Le Festival du cinéma social et engagé est de retour

Après quatre ans d’interruption, le Festival du cinéma social et engagé revient, samedi 27 avril à Saint-Genès-Champanelle. Les organisateurs espèrent un succès de cette nouvelle édition pour pérenniser l’événement.

Rendez-vous bien connu du milieu militant et cinéphile auvergnat, le Festival du cinéma social et engagé, anciennement Festival du film engagé, fait son grand retour samedi prochain. La dernière édition ayant eu lieu en 2015, les organisateurs ont préféré jouer une reprise modeste, avec une seule journée de diffusion. Pour autant, il n’est pas question de rogner sur la qualité. « On a choisi de retourner à Saint-Gènes-Champanelle, où s’est déroulée la dernière édition, pour la qualité des infrastructures », explique François Bourgouint, du collectif PDB 63 Images. « Mais on aime bien changer de commune chaque année, donc on sera certainement ailleurs l’an prochain. »

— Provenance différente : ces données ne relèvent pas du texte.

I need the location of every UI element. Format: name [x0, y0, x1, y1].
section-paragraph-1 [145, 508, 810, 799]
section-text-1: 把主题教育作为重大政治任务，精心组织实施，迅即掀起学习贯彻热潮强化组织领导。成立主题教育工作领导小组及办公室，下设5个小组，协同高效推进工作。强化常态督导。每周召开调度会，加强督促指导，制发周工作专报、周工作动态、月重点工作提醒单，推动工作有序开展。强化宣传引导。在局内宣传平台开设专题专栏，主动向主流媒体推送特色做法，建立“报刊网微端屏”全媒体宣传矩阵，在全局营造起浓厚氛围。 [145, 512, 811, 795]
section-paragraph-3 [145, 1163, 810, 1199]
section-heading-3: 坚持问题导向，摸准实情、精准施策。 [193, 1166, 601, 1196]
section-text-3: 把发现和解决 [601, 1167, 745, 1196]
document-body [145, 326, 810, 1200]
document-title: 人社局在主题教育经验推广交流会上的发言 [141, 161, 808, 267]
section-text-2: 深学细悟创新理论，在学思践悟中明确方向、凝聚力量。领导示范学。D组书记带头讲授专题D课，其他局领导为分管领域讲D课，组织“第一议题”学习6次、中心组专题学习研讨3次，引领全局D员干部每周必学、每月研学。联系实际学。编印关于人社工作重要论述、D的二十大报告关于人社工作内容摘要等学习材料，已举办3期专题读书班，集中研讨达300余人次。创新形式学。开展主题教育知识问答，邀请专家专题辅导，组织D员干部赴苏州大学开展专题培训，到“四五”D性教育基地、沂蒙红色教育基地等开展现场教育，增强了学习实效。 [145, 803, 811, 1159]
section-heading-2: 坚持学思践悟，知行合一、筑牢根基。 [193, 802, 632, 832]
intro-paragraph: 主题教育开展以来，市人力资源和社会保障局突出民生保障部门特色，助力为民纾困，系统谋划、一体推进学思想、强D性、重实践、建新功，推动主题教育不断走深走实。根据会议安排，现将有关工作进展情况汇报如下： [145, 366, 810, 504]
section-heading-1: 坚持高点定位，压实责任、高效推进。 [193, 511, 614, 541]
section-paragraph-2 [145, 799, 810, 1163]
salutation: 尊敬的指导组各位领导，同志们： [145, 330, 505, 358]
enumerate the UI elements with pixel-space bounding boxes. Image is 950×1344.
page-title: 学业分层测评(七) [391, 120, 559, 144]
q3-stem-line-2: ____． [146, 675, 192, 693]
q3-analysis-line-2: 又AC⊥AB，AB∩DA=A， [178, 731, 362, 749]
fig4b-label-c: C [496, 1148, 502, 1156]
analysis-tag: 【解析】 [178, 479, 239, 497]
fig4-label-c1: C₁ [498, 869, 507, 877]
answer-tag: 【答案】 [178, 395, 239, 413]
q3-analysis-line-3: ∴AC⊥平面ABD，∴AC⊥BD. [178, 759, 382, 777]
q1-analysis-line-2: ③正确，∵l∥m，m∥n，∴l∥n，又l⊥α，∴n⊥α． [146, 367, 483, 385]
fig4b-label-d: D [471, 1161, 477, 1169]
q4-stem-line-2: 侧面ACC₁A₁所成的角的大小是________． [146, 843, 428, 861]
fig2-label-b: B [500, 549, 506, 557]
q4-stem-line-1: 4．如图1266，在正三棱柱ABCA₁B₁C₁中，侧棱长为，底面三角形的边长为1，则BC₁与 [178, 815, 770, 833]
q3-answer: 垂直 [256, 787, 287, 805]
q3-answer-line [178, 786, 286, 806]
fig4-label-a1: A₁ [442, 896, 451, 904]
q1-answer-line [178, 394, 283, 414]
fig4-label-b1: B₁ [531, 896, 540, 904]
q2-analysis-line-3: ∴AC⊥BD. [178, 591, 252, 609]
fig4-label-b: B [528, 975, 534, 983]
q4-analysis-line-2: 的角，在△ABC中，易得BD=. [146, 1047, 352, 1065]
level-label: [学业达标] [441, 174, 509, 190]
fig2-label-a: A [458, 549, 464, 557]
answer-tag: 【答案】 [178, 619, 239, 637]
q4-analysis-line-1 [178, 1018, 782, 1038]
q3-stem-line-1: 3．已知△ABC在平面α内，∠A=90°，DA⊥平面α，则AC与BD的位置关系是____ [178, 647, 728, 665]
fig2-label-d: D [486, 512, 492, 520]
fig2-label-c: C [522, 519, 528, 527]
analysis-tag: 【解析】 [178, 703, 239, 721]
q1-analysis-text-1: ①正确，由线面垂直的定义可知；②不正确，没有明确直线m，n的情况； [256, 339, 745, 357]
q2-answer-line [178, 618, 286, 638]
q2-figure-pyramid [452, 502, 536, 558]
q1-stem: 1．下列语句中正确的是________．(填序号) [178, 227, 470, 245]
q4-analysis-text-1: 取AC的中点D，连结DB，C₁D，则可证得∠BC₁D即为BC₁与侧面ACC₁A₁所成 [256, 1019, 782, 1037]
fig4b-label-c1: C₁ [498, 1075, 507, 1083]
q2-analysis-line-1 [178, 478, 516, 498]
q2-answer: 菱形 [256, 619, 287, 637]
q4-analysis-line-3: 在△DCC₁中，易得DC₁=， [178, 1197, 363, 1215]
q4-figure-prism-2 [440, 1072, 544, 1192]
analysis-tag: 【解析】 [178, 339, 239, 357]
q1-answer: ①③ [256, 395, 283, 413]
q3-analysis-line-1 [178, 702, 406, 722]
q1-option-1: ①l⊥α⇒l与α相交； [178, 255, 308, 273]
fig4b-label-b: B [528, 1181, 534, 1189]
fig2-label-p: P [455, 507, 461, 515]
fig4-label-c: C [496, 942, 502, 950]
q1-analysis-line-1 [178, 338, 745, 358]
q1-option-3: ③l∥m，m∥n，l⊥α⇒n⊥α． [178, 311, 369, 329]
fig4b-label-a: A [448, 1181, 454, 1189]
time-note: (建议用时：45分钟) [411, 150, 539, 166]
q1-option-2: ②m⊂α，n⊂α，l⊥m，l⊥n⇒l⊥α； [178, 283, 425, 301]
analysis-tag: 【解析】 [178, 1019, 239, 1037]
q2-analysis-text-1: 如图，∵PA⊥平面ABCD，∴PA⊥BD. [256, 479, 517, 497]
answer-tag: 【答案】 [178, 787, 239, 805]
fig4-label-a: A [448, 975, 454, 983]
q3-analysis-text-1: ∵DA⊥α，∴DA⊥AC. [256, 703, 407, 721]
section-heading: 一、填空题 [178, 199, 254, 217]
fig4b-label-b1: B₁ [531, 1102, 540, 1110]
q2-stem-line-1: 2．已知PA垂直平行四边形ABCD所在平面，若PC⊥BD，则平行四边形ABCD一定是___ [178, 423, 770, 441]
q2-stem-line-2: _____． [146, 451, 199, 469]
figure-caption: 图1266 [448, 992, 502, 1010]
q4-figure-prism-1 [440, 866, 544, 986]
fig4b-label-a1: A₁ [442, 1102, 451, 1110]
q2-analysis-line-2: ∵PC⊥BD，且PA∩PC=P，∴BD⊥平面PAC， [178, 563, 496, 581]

Car le rendez-vous a un historique déjà chargé. C’est l’association Paroles de bibs, constitué autour du film éponyme, qui monte la première édition du Festival du film engagé dans le cadre d’une déclinaison locale du Forum social mondial à Saurier, en 2005. Il se poursuit durant les neuf années suivantes, devenant un incontournable du calendrier militant. « Les deux dernières éditions, auxquelles j’ai participé, ont rencontré un vrai succès d’estime », raconte François Bourgoint. « On a fait environ un millier d’entrées sur trois jours. On s’est arrêté pour diverses raisons après le festival de 2015. Et puis les gens nous demandaient quand est-ce qu’on allait reprendre, on avait toujours un carnet d’adresses bien rempli, et l’envie était là. Donc on a créé l’association PDB 63 images, et on est repartis pour un tour. » Malgré un nom légèrement retravaillé, la formule reste très proche de l’originale : pas de thème directeur, mais une sélection exigeante sur 6 à 9 mois, sur des critères de fond et de forme. « On accorde beaucoup d’importance à la technique, pour présenter une séance agréable aux spectateurs. Et bien sûr, les films ne doivent pas dépasser une heure, pour laisser du temps au débat. » Et, toujours, des rencontres avec des réalisateurs engagés et des personnalités compétentes sur les sujets des films. « Cette année, c’est un peu un test », précise le bénévole. « On espère récolter un maximum de retours pour savoir dans quelle direction orienter le festival. »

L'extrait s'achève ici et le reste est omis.